Use bigframes.ml.llm to define the model and get BigFrames session


#### **Create a Prompt**
For each cluster, ask the LLM to act as a brand strategist and generate the following:
* Title
* Persona
* Next Marketing Step

In [None]:
model = PaLM2TextGenerator(session=session, connection_name=connection_name)

In [None]:
clusters = str.join("\n", cluster_info)

prompt = f"""
You're a creative brand strategist, given the following clusters, come up with \
creative brand persona, a catchy title, and next marketing action, \
explained step by step.

Clusters:
{clusters}

For each Cluster:
* Title:
* Persona:
* Next Marketing Step:
"""



#### **Prediction using Large Language model**

In [None]:
prompt_df = bpd.read_pandas(pd.DataFrame({'prompt': [prompt]}))
pred = model.predict(prompt_df, max_output_tokens=1024, temperature=0.55, top_p=0.8, top_k=40)
print(pred.iloc[0,0])

**Voila! We've now used k-Means clustering to create groups of spenders and explain their profiles.**

**Congratulations**! You have learned how to use **BigFrames** and manage each step of the process, including gathering data, data manipulation, and querying the LLM.



---



#### **BONUS #1: LLM Prompt Engineering**

Sometimes, though, you want a little bit extra.

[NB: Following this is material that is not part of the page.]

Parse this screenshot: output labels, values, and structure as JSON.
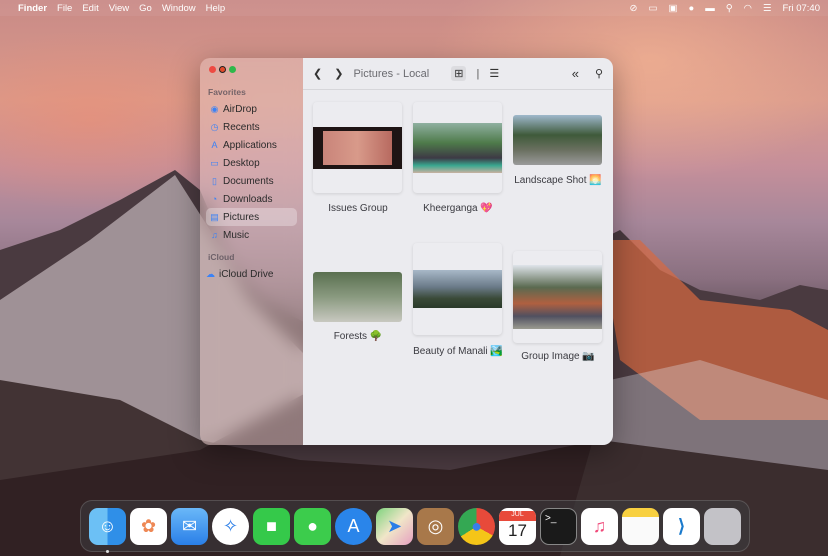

#### **Personalized marketing emails**
Think about using Generative AI to also generate personalized marketing emails using witty e-mail headline for marketing campaign targeted to their clusters of customers

Reference: [Prompt Generation with Generative AI](https://cloud.google.com/blog/transform/prompt-debunking-five-generative-ai-misconceptions).

In [None]:
cluster_info = str.join('\n', cluster_info)

prompt = f"""
Pretend you're a creative strategist, analyze the following clusters and come up with \
creative brand persona for each that includes the detail of which Taylor Swift song is \
likely to be their favorite, a summary of how this relates to their purchasing behavior, \
and a witty e-mail headline for marketing campaign targeted to their group using \
their predicted favorite song title.

Clusters:
{cluster_info}


For each Cluster:
* Cluster:
* Interests:
* Favorite Taylor Swift Song:
* Witty email headline:
* Email body:

"""


In [None]:
prompt_df = bpd.read_pandas(pd.DataFrame({'prompt': [prompt]}))
pred = model.predict(prompt_df, max_output_tokens=1024, temperature=0.55, top_p=0.8, top_k=40)
print(pred.iloc[0,0])

#### **BONUS #2: Generate Python in your Notebook**

If you have Gemini enabled on your project, you can begin to generate Python directly within your Notebook:
* Open a new Code cell
* Click "Generate with AI"
* Paste one of the prompts below and hit Enter
* Generate Python code should appear in the cell


In [None]:
# prompt: 10 random numbers using numpy

In [None]:
# prompt: generate a bigframes dataframe from the table bigquery-public-data.thelook_ecommerce.order_items

In [None]:
# prompt: write some sql that queries the table bigquery-public-data.thelook_ecommerce.order_items.  Don't use python. Use %%bigquery.